A gente fala muito da importância dos dados. Então, criamos um projeto que obriga a prefeitura a disponibilizar dossiês, sobre violência sofrida pela população negra e pela população LGBTQIA, com base nos dados oficiais da oficiais da polícia. Esses dados devem ficar dispostos no site da prefeitura municipal. Isso possibilita que o executivo e o próprio legislativo possam pensar em políticas públicas.

Criamos, também, o prêmio Darcy Ribeiro, um decreto legislativo que condecora professores da rede pública municipal, estadual, federal e da rede privada, da educação não formal, por trabalhos pedagógicos que tenham realizado.

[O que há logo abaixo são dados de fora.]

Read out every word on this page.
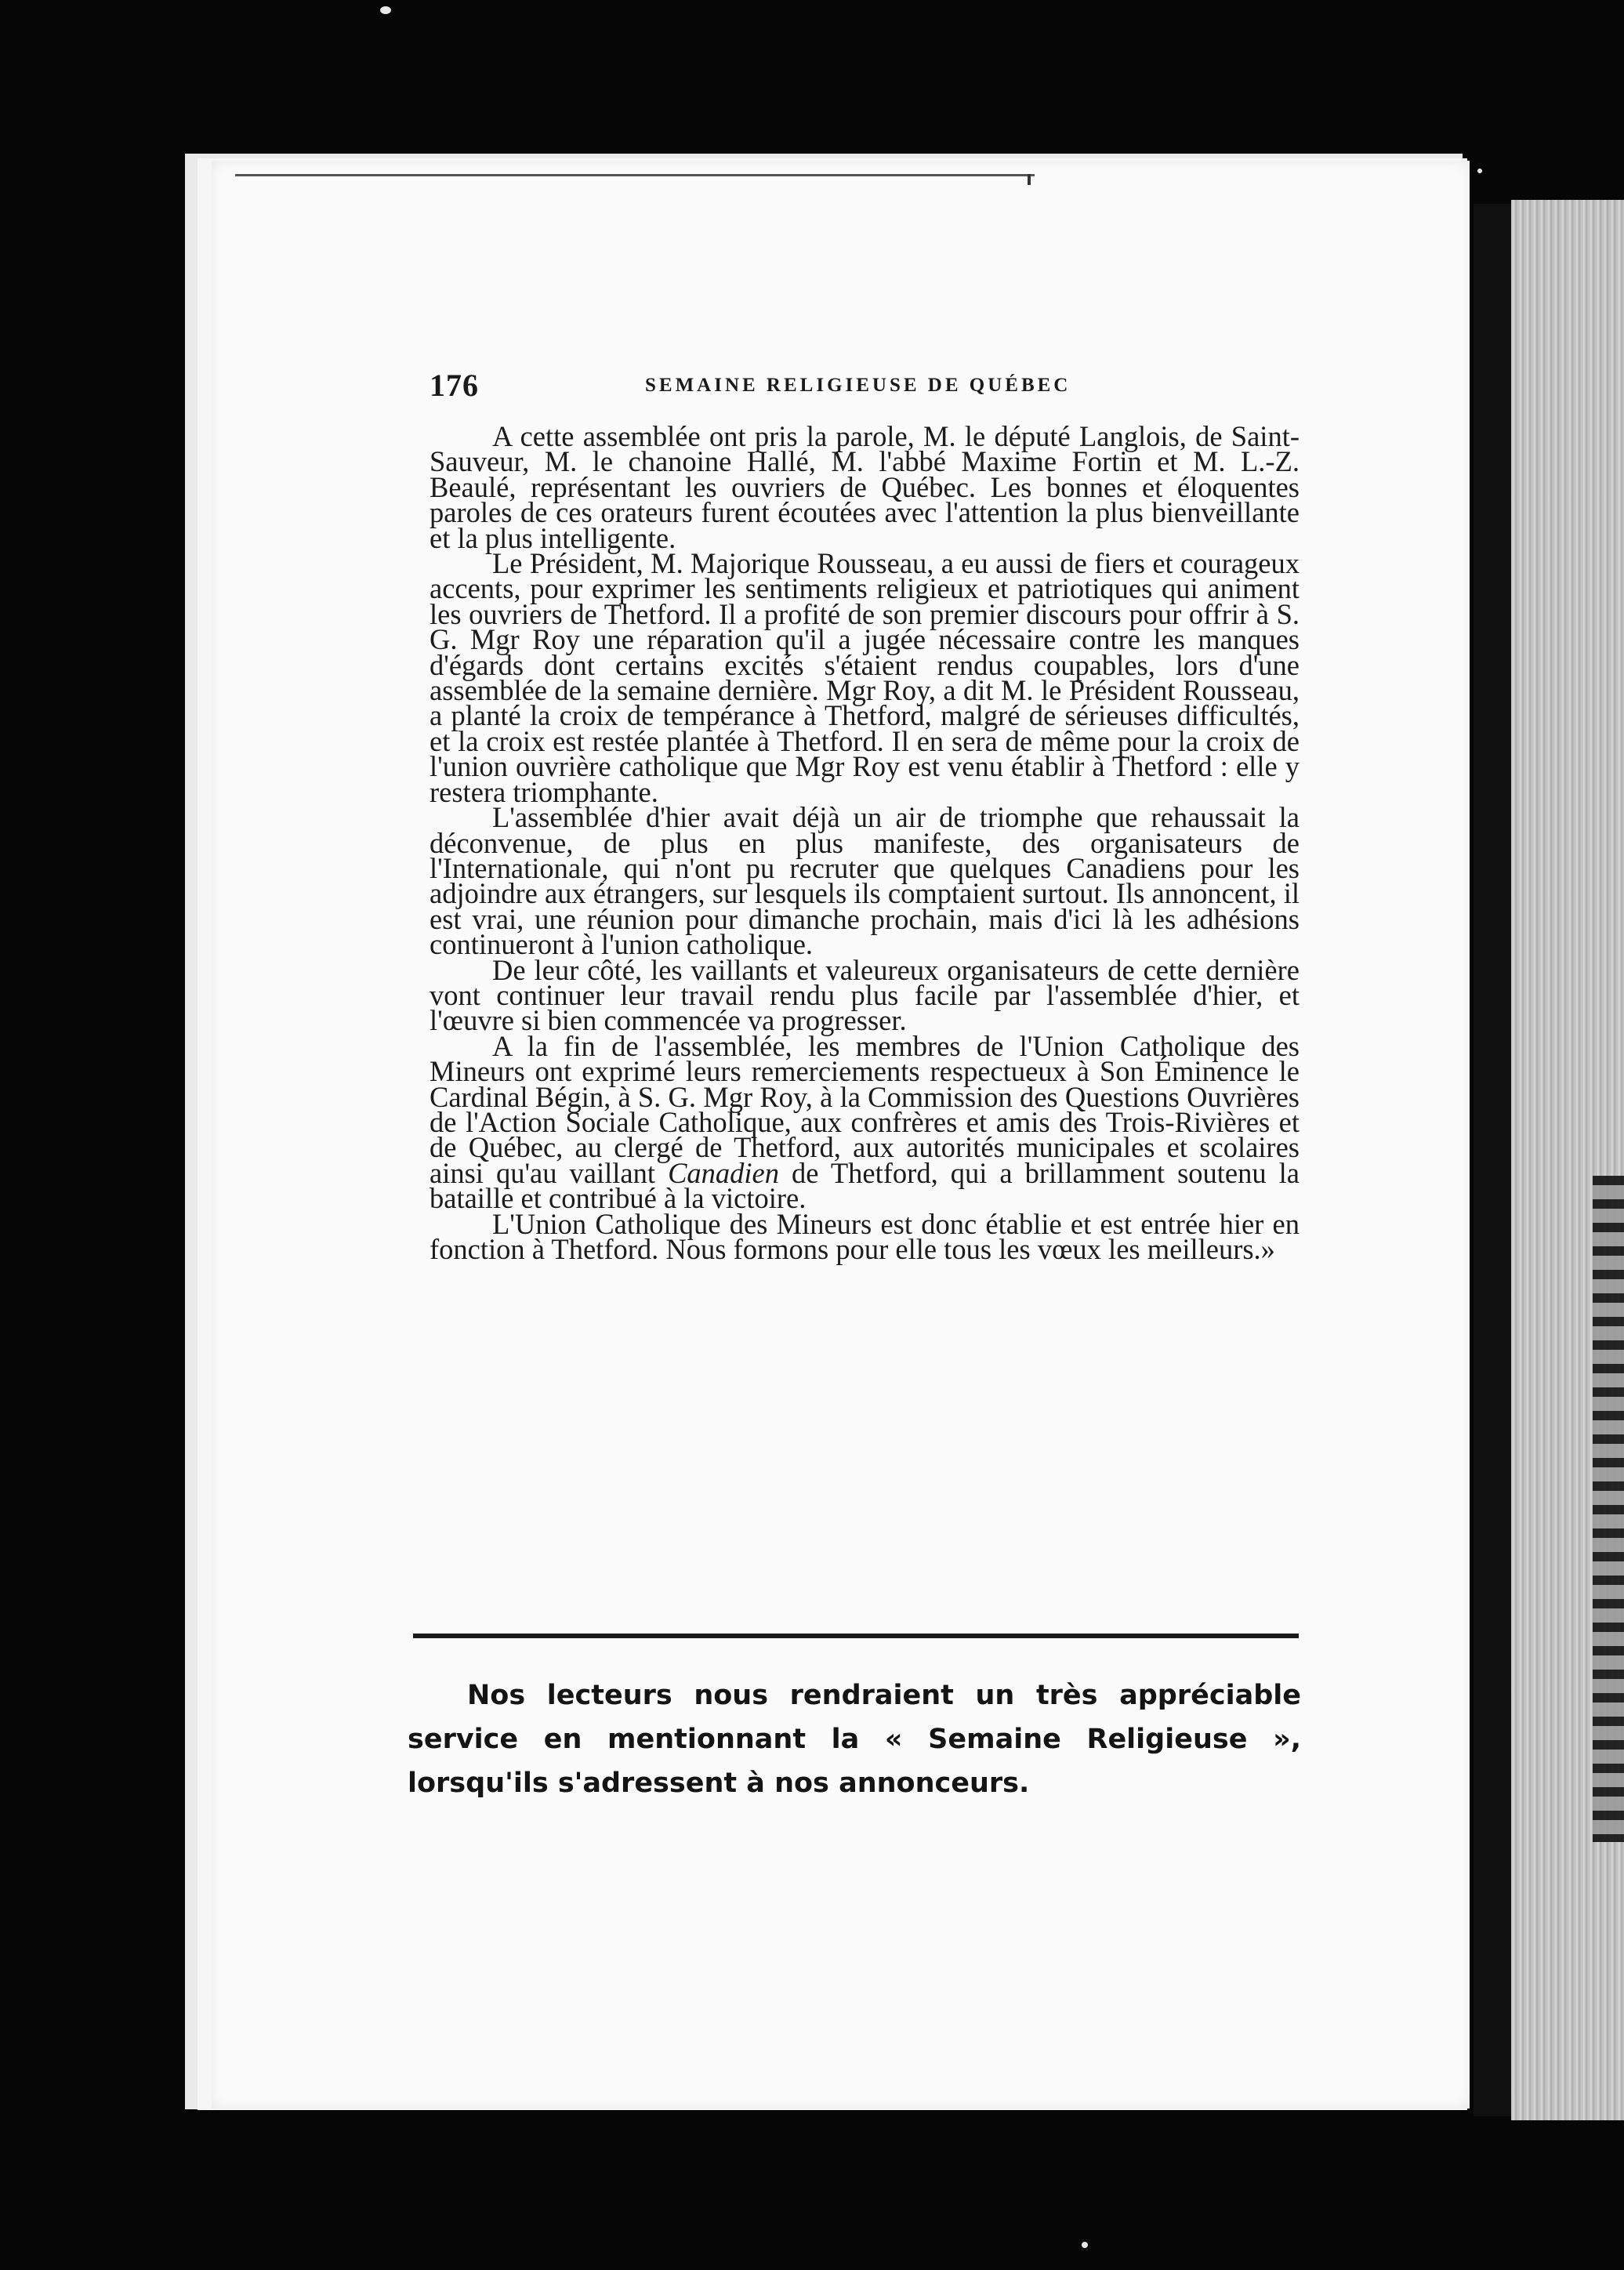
176	SEMAINE RELIGIEUSE DE QUÉBEC

A cette assemblée ont pris la parole, M. le député Langlois, de Saint-Sauveur, M. le chanoine Hallé, M. l'abbé Maxime Fortin et M. L.-Z. Beaulé, représentant les ouvriers de Québec. Les bonnes et éloquentes paroles de ces orateurs furent écoutées avec l'attention la plus bienveillante et la plus intelligente.

Le Président, M. Majorique Rousseau, a eu aussi de fiers et courageux accents, pour exprimer les sentiments religieux et patriotiques qui animent les ouvriers de Thetford. Il a profité de son premier discours pour offrir à S. G. Mgr Roy une réparation qu'il a jugée nécessaire contre les manques d'égards dont certains excités s'étaient rendus coupables, lors d'une assemblée de la semaine dernière. Mgr Roy, a dit M. le Président Rousseau, a planté la croix de tempérance à Thetford, malgré de sérieuses difficultés, et la croix est restée plantée à Thetford. Il en sera de même pour la croix de l'union ouvrière catholique que Mgr Roy est venu établir à Thetford : elle y restera triomphante.

L'assemblée d'hier avait déjà un air de triomphe que rehaussait la déconvenue, de plus en plus manifeste, des organisateurs de l'Internationale, qui n'ont pu recruter que quelques Canadiens pour les adjoindre aux étrangers, sur lesquels ils comptaient surtout. Ils annoncent, il est vrai, une réunion pour dimanche prochain, mais d'ici là les adhésions continueront à l'union catholique.

De leur côté, les vaillants et valeureux organisateurs de cette dernière vont continuer leur travail rendu plus facile par l'assemblée d'hier, et l'œuvre si bien commencée va progresser.

A la fin de l'assemblée, les membres de l'Union Catholique des Mineurs ont exprimé leurs remerciements respectueux à Son Éminence le Cardinal Bégin, à S. G. Mgr Roy, à la Commission des Questions Ouvrières de l'Action Sociale Catholique, aux confrères et amis des Trois-Rivières et de Québec, au clergé de Thetford, aux autorités municipales et scolaires ainsi qu'au vaillant Canadien de Thetford, qui a brillamment soutenu la bataille et contribué à la victoire.

L'Union Catholique des Mineurs est donc établie et est entrée hier en fonction à Thetford. Nous formons pour elle tous les vœux les meilleurs.»

Nos lecteurs nous rendraient un très appréciable service en mentionnant la « Semaine Religieuse », lorsqu'ils s'adressent à nos annonceurs.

Da atual legislatura, eu sou o único doutor. Mas eles insistem na tentativa fracassada deme chamar de  burro, de vagabundo, fazendo o mesmo com minhas colegas de bancada. Uma pesquisa simples mostra a verdade, apontando quantos projetos de lei eles protocolaram. Quantos projetos de lei protocolados por eles são inconstitucionais e quantos eles aprovaram. Essa comparação estatística é muito simples. Eu acho que isso é um critério importante para definir não apenas nossa carga de trabalho, mas a importância desse trabalho para a população.

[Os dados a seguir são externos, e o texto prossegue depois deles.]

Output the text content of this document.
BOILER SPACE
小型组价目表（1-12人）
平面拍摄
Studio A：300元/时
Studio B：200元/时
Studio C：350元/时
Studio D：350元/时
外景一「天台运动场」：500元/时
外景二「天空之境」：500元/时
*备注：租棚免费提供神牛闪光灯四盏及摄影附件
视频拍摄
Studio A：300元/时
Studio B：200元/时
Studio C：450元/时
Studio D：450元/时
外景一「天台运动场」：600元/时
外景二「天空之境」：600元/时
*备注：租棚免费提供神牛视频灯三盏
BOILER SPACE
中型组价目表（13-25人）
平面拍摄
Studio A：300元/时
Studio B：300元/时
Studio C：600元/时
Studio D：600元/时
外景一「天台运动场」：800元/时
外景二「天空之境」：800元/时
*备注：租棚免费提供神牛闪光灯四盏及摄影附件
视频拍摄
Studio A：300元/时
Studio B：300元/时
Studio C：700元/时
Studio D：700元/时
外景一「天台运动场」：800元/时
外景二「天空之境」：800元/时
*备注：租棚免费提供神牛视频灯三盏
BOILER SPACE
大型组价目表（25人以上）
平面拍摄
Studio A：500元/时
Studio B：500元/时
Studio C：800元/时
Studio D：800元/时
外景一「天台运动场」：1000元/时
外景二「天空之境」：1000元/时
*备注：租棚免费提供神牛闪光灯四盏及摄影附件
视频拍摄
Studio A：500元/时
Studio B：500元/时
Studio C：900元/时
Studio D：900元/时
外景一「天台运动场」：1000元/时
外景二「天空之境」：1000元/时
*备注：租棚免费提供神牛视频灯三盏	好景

Como você vê os principais problemas que tomam conta da cidade?

Meu trabalho se revelou intenso em comunidades como o Bairro Santa Fé, Belo Horizonte e áreas próximas. Mas, na verdade, os problemas da cidade se repetem na maioria dos bairros. Assim, o papel do vereador é ouvir a população, sim, mas principalmente debruçar-se sobre problemas evidentes e buscar soluções permanentes para eles, amparadas em bons projetos que virem Leis. Será mais fácil a comunidade fiscalizar o cumprimento da Lei do que pressionar sozinha o poder público para fazer cumprir seus direitos.

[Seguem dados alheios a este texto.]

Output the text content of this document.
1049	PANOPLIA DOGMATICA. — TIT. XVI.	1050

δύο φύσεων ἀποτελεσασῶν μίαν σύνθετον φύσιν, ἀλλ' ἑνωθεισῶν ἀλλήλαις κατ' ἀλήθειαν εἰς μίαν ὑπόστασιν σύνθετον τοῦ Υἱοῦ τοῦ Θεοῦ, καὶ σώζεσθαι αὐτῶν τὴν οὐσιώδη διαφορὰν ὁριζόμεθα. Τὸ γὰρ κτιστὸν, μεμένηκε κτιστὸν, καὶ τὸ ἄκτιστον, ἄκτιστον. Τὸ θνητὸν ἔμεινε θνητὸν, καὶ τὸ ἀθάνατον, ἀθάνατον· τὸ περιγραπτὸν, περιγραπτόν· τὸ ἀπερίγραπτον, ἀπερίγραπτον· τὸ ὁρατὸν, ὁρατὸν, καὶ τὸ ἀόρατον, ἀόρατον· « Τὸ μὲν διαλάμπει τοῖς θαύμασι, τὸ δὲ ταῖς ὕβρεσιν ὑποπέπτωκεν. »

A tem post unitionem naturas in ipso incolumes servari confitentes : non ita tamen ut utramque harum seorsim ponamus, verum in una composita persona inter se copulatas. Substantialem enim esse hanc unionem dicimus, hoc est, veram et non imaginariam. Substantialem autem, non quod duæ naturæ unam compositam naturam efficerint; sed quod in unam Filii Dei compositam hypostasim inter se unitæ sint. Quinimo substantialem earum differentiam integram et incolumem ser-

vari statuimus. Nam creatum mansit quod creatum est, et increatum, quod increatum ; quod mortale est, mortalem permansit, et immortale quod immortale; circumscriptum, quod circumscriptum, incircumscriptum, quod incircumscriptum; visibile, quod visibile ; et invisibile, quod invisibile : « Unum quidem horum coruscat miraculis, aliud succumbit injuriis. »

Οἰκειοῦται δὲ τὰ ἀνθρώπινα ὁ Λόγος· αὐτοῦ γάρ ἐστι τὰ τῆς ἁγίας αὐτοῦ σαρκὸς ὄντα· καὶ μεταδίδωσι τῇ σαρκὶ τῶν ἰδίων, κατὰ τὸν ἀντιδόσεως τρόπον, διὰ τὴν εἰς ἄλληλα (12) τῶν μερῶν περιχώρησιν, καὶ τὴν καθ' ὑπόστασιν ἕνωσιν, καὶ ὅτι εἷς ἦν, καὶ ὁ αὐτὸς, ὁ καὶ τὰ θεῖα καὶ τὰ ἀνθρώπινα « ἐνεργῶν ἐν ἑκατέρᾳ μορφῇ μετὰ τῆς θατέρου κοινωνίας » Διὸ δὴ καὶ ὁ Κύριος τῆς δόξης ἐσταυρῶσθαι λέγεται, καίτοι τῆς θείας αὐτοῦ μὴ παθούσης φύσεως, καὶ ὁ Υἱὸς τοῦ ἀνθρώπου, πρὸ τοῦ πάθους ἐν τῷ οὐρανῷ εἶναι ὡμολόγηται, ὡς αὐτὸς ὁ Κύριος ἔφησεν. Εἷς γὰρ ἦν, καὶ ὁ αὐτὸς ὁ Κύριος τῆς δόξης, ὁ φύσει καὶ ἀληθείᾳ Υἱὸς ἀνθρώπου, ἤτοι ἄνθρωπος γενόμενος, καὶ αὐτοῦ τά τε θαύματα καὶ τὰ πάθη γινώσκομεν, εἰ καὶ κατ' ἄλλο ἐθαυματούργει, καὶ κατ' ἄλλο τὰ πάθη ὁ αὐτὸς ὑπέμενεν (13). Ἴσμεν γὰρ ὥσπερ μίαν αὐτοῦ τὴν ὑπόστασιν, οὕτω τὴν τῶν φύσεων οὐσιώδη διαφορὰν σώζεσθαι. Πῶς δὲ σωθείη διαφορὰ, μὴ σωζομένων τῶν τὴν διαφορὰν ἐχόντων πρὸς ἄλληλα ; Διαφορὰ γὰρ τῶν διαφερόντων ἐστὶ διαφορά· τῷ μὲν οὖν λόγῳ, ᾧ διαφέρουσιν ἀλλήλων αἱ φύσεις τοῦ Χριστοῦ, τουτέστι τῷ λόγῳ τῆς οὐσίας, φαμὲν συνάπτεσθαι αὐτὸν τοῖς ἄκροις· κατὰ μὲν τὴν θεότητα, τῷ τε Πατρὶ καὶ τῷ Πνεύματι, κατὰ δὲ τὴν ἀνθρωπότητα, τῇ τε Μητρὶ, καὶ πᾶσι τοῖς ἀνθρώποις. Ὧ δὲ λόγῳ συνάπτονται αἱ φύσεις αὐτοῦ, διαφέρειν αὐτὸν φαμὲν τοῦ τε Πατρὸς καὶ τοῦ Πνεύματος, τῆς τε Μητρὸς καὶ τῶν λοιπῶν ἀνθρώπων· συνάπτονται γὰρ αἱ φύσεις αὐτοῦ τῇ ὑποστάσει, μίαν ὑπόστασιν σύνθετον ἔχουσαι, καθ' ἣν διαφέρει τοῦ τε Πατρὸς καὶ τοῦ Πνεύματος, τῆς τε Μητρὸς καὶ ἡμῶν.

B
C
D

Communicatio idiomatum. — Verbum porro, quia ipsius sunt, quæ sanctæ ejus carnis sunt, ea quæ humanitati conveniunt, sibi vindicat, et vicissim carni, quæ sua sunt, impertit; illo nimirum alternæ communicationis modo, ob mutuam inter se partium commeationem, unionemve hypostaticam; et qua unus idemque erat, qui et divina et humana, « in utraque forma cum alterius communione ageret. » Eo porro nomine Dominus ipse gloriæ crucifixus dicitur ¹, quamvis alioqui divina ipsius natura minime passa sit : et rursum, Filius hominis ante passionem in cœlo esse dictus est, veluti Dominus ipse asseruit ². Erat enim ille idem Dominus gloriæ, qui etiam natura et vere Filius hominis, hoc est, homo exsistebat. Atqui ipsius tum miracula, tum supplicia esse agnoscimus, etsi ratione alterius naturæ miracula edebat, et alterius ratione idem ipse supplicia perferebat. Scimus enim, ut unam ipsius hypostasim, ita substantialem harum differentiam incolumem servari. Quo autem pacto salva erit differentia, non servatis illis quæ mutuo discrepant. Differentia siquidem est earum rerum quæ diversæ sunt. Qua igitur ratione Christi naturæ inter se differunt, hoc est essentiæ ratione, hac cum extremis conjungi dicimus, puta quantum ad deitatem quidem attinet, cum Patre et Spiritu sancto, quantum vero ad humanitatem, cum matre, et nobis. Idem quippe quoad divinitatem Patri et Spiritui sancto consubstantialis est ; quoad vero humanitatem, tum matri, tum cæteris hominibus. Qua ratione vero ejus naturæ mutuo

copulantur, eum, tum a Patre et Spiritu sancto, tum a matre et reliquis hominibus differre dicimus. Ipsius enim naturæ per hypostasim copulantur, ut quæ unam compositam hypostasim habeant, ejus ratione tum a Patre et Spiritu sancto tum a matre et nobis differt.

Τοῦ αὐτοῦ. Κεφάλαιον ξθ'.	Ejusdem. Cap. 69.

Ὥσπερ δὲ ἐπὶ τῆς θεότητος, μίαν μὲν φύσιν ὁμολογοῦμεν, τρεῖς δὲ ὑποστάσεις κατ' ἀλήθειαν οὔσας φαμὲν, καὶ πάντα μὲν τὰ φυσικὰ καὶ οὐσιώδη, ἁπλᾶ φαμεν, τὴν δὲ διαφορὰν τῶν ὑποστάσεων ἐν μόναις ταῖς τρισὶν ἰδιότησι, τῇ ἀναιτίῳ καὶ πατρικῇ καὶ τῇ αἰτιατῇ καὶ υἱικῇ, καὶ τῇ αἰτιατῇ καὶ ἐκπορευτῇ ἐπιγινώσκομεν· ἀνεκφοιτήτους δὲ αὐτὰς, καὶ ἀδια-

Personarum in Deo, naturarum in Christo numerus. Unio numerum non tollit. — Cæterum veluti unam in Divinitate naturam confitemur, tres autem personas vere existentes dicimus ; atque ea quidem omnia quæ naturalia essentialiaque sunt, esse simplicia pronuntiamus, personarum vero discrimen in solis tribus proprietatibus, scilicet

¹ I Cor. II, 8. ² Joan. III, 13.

E ao vereador, para chegar aos problemas comunitários, cabe trabalhar num processo qualitativo, ou seja, ouvindo as pessoas e os grupos que as representam. Nesse processo de escuta e de participação, é aí que eu acho que está a resposta. Se os eleitores me permitirem um segundo mandato, espero poder refinar esses mecanismos de escuta, uma vez que a cidade é muito grande. Pretendo qualificar formas e instrumentos de escuta, por grupos, por amostragem..., porque a cidade é muito grande. Isso não significa restringir a visita, o contato pessoal, mas obter recursos que permitam um diagnóstico mais apurado, que nos permita analisar o contexto todo para chegar a críticas consistentes do poder executivo, com projetos de lei que beneficiem de forma permanente um número muito maior de pessoas”.